О чём думает папа? Я надеюсь, вспоминает хорошее и старается понять, что надо, видимо, принять эту запредельную и отчаянную боль потери, невообразимую жестокость и жёсткость судьбы – и не надломиться. В конце концов, мама знала, за кого выходила замуж: настоящий мужчина и человек, без всякого пафоса. Пример человека с идеалами семьянина и нравственной личности. Но ему тяжко. Покурив, он тяжело встаёт и неизменно говорит:
- Пойдёмте, ребята. Одни мы остались…
Когда мы уходим, я стараюсь не думать о том, как на глубине почти в метр лежит недавно обнимавшая нас бабушка, мама и жена; тем более не хочу представить, что думает и чувствует отец, которому много сложнее, чем нам с мелкой.

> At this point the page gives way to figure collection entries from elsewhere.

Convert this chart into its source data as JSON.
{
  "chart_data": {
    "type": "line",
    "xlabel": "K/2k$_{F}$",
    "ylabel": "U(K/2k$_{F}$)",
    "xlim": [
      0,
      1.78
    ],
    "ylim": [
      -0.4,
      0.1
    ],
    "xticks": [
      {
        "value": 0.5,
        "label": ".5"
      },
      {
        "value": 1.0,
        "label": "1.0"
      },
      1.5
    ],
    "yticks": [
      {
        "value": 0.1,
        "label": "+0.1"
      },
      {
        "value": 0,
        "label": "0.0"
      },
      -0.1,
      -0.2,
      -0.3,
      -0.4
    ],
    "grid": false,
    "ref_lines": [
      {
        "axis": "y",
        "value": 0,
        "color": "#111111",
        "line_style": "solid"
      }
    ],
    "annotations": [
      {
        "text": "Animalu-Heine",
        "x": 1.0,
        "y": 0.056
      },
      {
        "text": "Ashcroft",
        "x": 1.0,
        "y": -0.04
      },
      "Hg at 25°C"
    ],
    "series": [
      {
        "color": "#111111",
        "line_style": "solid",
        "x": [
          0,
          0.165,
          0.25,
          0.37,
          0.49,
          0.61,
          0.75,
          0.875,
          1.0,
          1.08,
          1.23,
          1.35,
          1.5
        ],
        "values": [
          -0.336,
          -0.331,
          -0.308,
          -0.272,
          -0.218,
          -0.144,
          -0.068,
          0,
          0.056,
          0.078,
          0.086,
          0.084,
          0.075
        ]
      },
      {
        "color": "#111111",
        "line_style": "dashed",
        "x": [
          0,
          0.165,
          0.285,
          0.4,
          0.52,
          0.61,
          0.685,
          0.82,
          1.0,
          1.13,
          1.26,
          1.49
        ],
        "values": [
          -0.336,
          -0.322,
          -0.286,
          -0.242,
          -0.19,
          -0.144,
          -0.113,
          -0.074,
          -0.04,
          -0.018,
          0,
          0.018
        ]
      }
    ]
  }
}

Его единственная женщина и жена, которую он очень любил, был безмерно предан и всегда верен, и похоронил ровно в день тридцатипятилетия свадьбы.
Горький запах формалина
С губок мамочки моей.
Не забыть мне длинных-длинных
Похоронных страшных дней.
Попрощаться не успели;
Я запомню наизусть
Окончание недели,
Боль потери, мая грусть.
Выворачивает душу
Бесконечное «Прости!»;
Буду слышать, буду слушать…
Мама, светлого пути!
Попрощаться не успели,
Что, как водится. Так жаль...
Существуя еле-еле,
Смотрим, как уходишь вдаль*
5
Папин звонок буквально пригвоздил меня к месту, где шла. Мы возвращались с мелкой из поликлиники, где оформляли документы в сад. Дочке было полтора, завершался мой декрет, и хотелось поскорее начать работать, чтобы разгрузить вечно занятого главу семьи.
Это его «скорее домой, мама умирает» прозвучало так, что я мгновенно поняла: ВСЁ. Не будет чуда, не радоваться больше ничему, все предыдущие помыслы – бессмысленны. Некому помочь или избавить от неотвратимости Рока, никто не может разделить отныне эту бесконечную внутреннюю боль, невозможно свыкнуться или сжиться с нею. Мама уми-ра-ет
Столько боли, отчаяния и беспомощности было в его голосе – наравне с тем же беспощадным пониманием одного: «всё, конец». Мы что-то машинально говорили друг другу, даже, кажется, кивая и понимая – папа спешно давал мне инструкции, что делать и куда едет он сам, - но нечто свыше уже побуждало подчиниться, почти сломавшись, и принять то, что мы сами выбрать не в силах – новую дату в биографии нашей главной женщины в семье, дату её ухода.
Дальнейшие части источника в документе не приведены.